1.日本は「医師偏在」ではなく、「医師不足」である
社説では「医師は増加している」とありますが、実際は、OECD加盟国(36か国)のうち、日本の医師数(臨床医)はワースト5位で、単純平均で13万人も少ない。日本の医師は増えたとあるが、各国と比べとわずかな増員にとどまっているのが実態である。
2.一般の産業の2倍以上の時間外労働によって医療が担われている
2024年4月開始の医師の働き方改革では、医師の時間外労働が一般産業の時間外労働上限の年360時間の2倍以上の年960時間や1860時間が許容されている。また、実態に合わない宿日直の許可等の「残業隠し」が横行し、厳しい働き方が強要されている。直近では兵庫県下病院の専攻医の過労自死の報道等もあった。過重労働を生み出す原因の長時間労働の解消のために、医師増員が不可欠であると考えている。
3.大都市も医師不足が懸念されている
大都市は医師が集中しているとあるが、大阪府は、「2036年には2,000人以上の医師確保が必要な状況」と指摘し、慎重に進めることを厚労省に要望している。医師を増やさないまま「医師偏在」による大都市の医師養成や確保に規制を進めることは、地域や医師へ大きな負担となりかねない。
4.2024年診療報酬は実質マイナス
診療報酬改定の引下げで、病院の医業利益、経常利益共に赤字・減益となっている。診療報酬の引き上げがなければ医師の働き方改革も改善されない。この間のコロナ診療で明らかになったように、患者の受入れに必要な医師の確保が必要と認識されたことは記憶に新しい。

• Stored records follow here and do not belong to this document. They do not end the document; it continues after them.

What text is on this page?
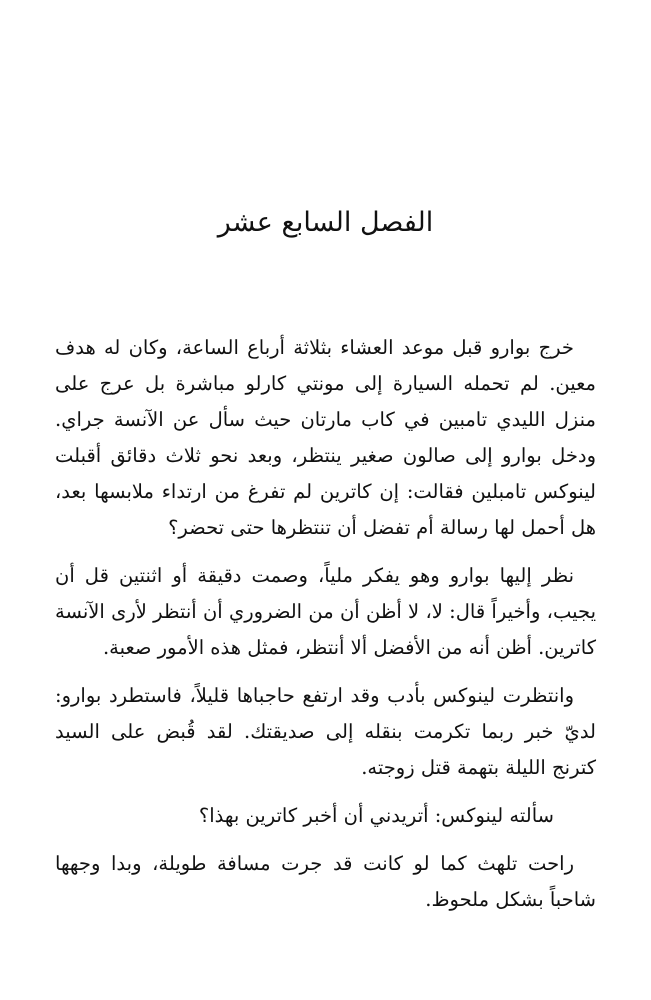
الفصل السابع عشر

خرج بوارو قبل موعد العشاء بثلاثة أرباع الساعة، وكان له هدف معين. لم تحمله السيارة إلى مونتي كارلو مباشرة بل عرج على منزل الليدي تامبين في كاب مارتان حيث سأل عن الآنسة جراي. ودخل بوارو إلى صالون صغير ينتظر، وبعد نحو ثلاث دقائق أقبلت لينوكس تامبلين فقالت: إن كاترين لم تفرغ من ارتداء ملابسها بعد، هل أحمل لها رسالة أم تفضل أن تنتظرها حتى تحضر؟

نظر إليها بوارو وهو يفكر ملياً، وصمت دقيقة أو اثنتين قل أن يجيب، وأخيراً قال: لا، لا أظن أن من الضروري أن أنتظر لأرى الآنسة كاترين. أظن أنه من الأفضل ألا أنتظر، فمثل هذه الأمور صعبة.

وانتظرت لينوكس بأدب وقد ارتفع حاجباها قليلاً، فاستطرد بوارو: لديّ خبر ربما تكرمت بنقله إلى صديقتك. لقد قُبض على السيد كترنج الليلة بتهمة قتل زوجته.

سألته لينوكس: أتريدني أن أخبر كاترين بهذا؟

راحت تلهث كما لو كانت قد جرت مسافة طويلة، وبدا وجهها شاحباً بشكل ملحوظ.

以上、厚労省が医師偏在のみを検討していること、貴社がこの議論を鵜呑みにして社説を掲載することを危惧しています。
また、医師少数地域の医師養成には、教育や生活、ワーク・ライフ・バランスなども含めた環境の整備がより一層求められると考えます。
貴紙にはぜひ現場の厳しい医療状況を取材頂き、医師増員がなぜ必要なのか再考いただきたい。